Posted in Sacred Intimacy

I’ve been thinking about intensity, in the awful intensity of these times. I wonder if there’s any wisdom in what I’ve learned.

Many years ago, when I was training, intensity was our method. We were taught to push fast into powerful altered states. Such states are actually quite easy to generate — through breath, touch, emotional activation, group process. They feel powerful, transformative, compelling.

Indeed, the neuroscience we later learned revealed that experiences of companioned, purposeful intensity can reopen neural learning windows. They can melt rigid identity, destabilize the trance of normal, and make the impossible feel possible. In the context of a loving community of practice devoted to personal and social liberation, many of us found our way to profound healing and well-being.

But—I see right-wing demagogues and irresponsible gurus employing these same tactics. The neuroendocrine states that emerge with companioned, purposeful intensity make people vulnerable to entrainment with charismatic authority. We become highly suggestible. The risk of retraumatization and boundary violations increases. This isn’t incidental — it’s structural.

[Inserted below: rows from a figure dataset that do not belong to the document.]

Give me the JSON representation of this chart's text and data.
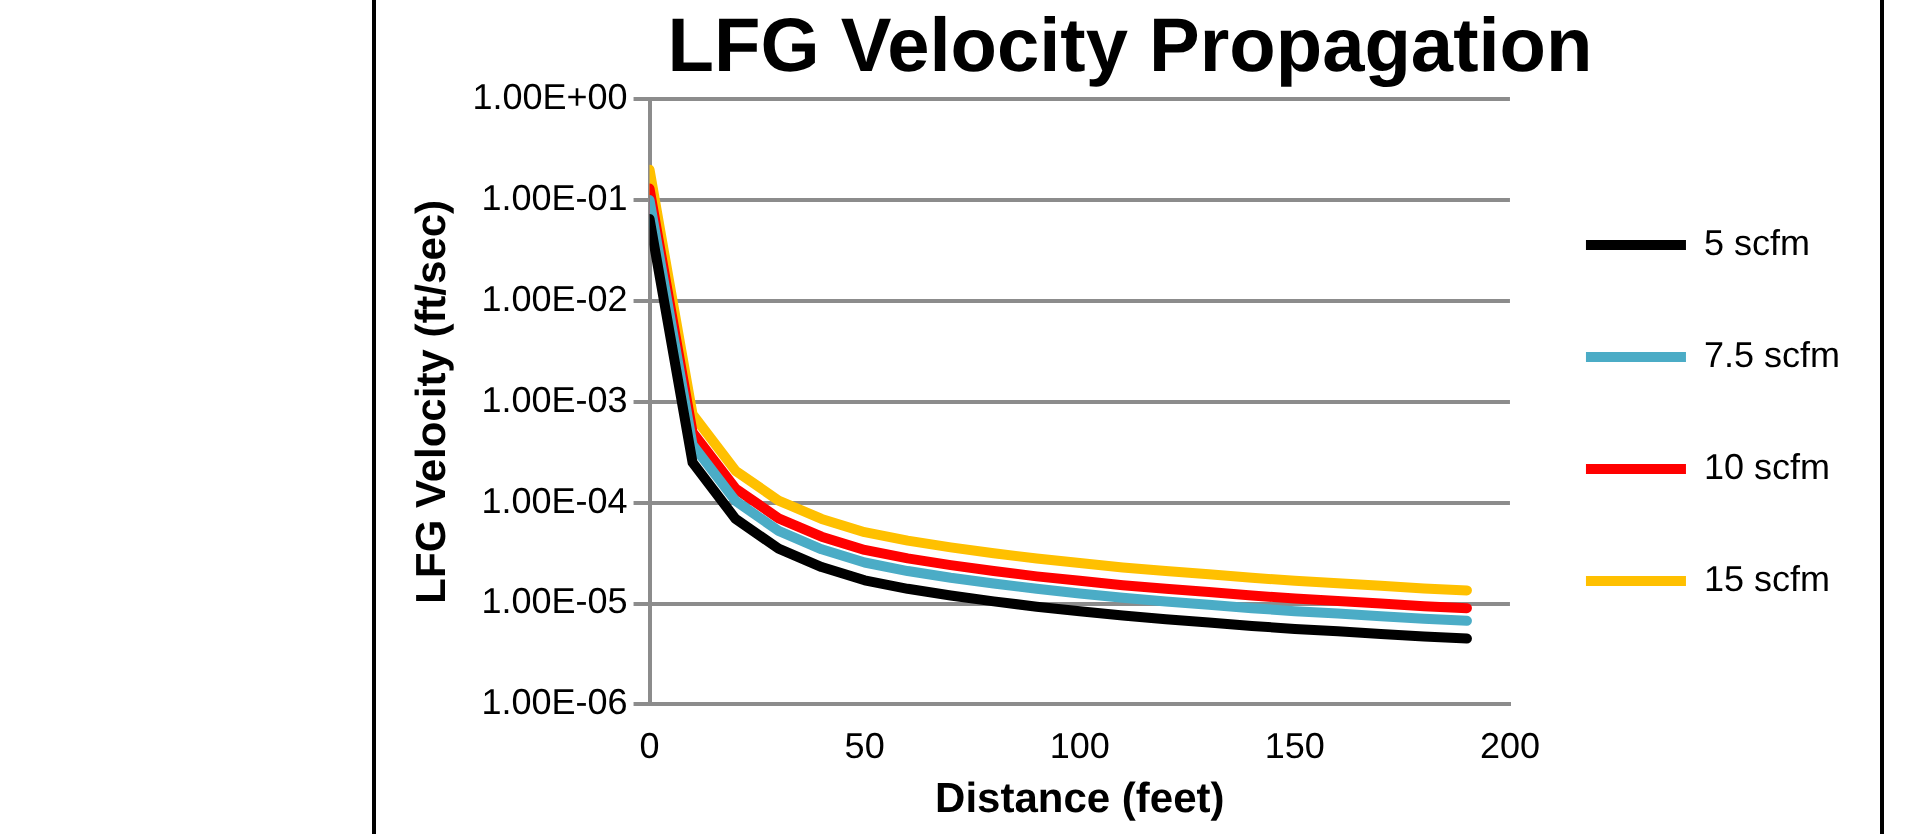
{
  "chart_data": {
    "type": "line",
    "title": "LFG Velocity Propagation",
    "xlabel": "Distance (feet)",
    "ylabel": "LFG Velocity (ft/sec)",
    "x": [
      0,
      10,
      20,
      30,
      40,
      50,
      60,
      70,
      80,
      90,
      100,
      110,
      120,
      130,
      140,
      150,
      160,
      170,
      180,
      190
    ],
    "series": [
      {
        "name": "5 scfm",
        "color": "#000000",
        "values": [
          0.065,
          0.00025,
          6.9e-05,
          3.5e-05,
          2.3e-05,
          1.7e-05,
          1.4e-05,
          1.2e-05,
          1.05e-05,
          9.3e-06,
          8.4e-06,
          7.6e-06,
          7e-06,
          6.5e-06,
          6e-06,
          5.6e-06,
          5.3e-06,
          5e-06,
          4.7e-06,
          4.5e-06
        ]
      },
      {
        "name": "7.5 scfm",
        "color": "#4bacc6",
        "values": [
          0.1,
          0.000375,
          0.000104,
          5.25e-05,
          3.45e-05,
          2.55e-05,
          2.1e-05,
          1.8e-05,
          1.58e-05,
          1.4e-05,
          1.26e-05,
          1.14e-05,
          1.05e-05,
          9.75e-06,
          9e-06,
          8.4e-06,
          7.95e-06,
          7.5e-06,
          7.05e-06,
          6.75e-06
        ]
      },
      {
        "name": "10 scfm",
        "color": "#ff0000",
        "values": [
          0.13,
          0.0005,
          0.000138,
          7e-05,
          4.6e-05,
          3.4e-05,
          2.8e-05,
          2.4e-05,
          2.1e-05,
          1.86e-05,
          1.68e-05,
          1.52e-05,
          1.4e-05,
          1.3e-05,
          1.2e-05,
          1.12e-05,
          1.06e-05,
          1e-05,
          9.4e-06,
          9e-06
        ]
      },
      {
        "name": "15 scfm",
        "color": "#ffc000",
        "values": [
          0.2,
          0.00075,
          0.000207,
          0.000105,
          6.9e-05,
          5.1e-05,
          4.2e-05,
          3.6e-05,
          3.15e-05,
          2.79e-05,
          2.52e-05,
          2.28e-05,
          2.1e-05,
          1.95e-05,
          1.8e-05,
          1.68e-05,
          1.59e-05,
          1.5e-05,
          1.41e-05,
          1.35e-05
        ]
      }
    ],
    "xlim": [
      0,
      200
    ],
    "xticks": [
      0,
      50,
      100,
      150,
      200
    ],
    "ylim": [
      1e-06,
      1
    ],
    "yticks": [
      {
        "value": 1e-06,
        "label": "1.00E-06"
      },
      {
        "value": 1e-05,
        "label": "1.00E-05"
      },
      {
        "value": 0.0001,
        "label": "1.00E-04"
      },
      {
        "value": 0.001,
        "label": "1.00E-03"
      },
      {
        "value": 0.01,
        "label": "1.00E-02"
      },
      {
        "value": 0.1,
        "label": "1.00E-01"
      },
      {
        "value": 1,
        "label": "1.00E+00"
      }
    ],
    "log": "y",
    "grid": "y",
    "legend": "right",
    "marker": "none",
    "line_style": "solid"
  }
}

Psychedelics are certainly not necessary to access these altered neuroendocrine states. But when they get added to the mix, these vulnerabilities get instant and amplified.

Does this mean we must avoid high-intensity experiences in order to stay safe, and defend against all trauma triggers? I see left-wing collectives and careful teachers of trauma preaching this path. And as much as I have learned from concepts like “Window of Tolerance” and “secure attachment,” I observe that such understandings and practices can keep us cowering in a very constricted part of our nervous systems.

What I learned, instead, was we can be guided into better relationship with intensity through a path of trauma-aware ecstasy.

The word ecstasy comes from the Greek ekstasis — stepping outside the fixed. We move beyond the small defended self and feel held in a wider field of mystery and transpersonal belonging.

 

Caffyn looking contemplatively at three burning candlesSometimes ecstasy arrives as vivid, hallucinatory experiences of unity with all that is. But often it comes quietly — a deepened breath, a widening of perception, a felt sense of interbeing that is intimate rather than cosmic. Big, loud, long ecstatic states are not inherently more transformative than small and subtle ones. Volume and velocity don’t mean salience. A trauma survivor’s peak experience of shyly asking for wanted touch is as ecstatic as someone else’s thirty-minute orgasm.

Some people have nervous systems that genuinely thrive at higher amplitudes and frequencies of intensity. For them, deep activation, edge-work, and sustained charge are enlivening. For others, the same conditions are dysregulating. The question is whether a peak experience of intensity can be held within a rhythm that supports joy, satisfaction, integration, agency, and belonging.

We grow nervous-system capacity by exploring ecstasy in non-habitual ways. That might mean lingering in enoughness and discovering quieter paths to ecstasy, or spending time in amplified aliveness and courageous edge-walking. When learning unfolds at the pace of trust — with a just-right blend of challenge and support — we flourish.

A rhythm of escalation → peak intensity → crash entrains us to a stimulation–burnout cycle — a boom–bust pattern that ultimately poisons sacred ceremony. Contraction from the non-ordinary consciousness that unfolds with companioned, purposeful intensity confines our souls and societies to mediocrities.

Ecstasy is how intense peak experiences exist within a rhythm:

ecstasy → satisfaction → integration → deepened belonging → renewed longing, with expanded capacity for ecstasy.

This rhythm aligns us with the oscillating systems that shape the cosmos: neural firing, cardiac variability, ecological cycles, cosmic microwave background rhythms. It is a recalibration to the pulse of the universe.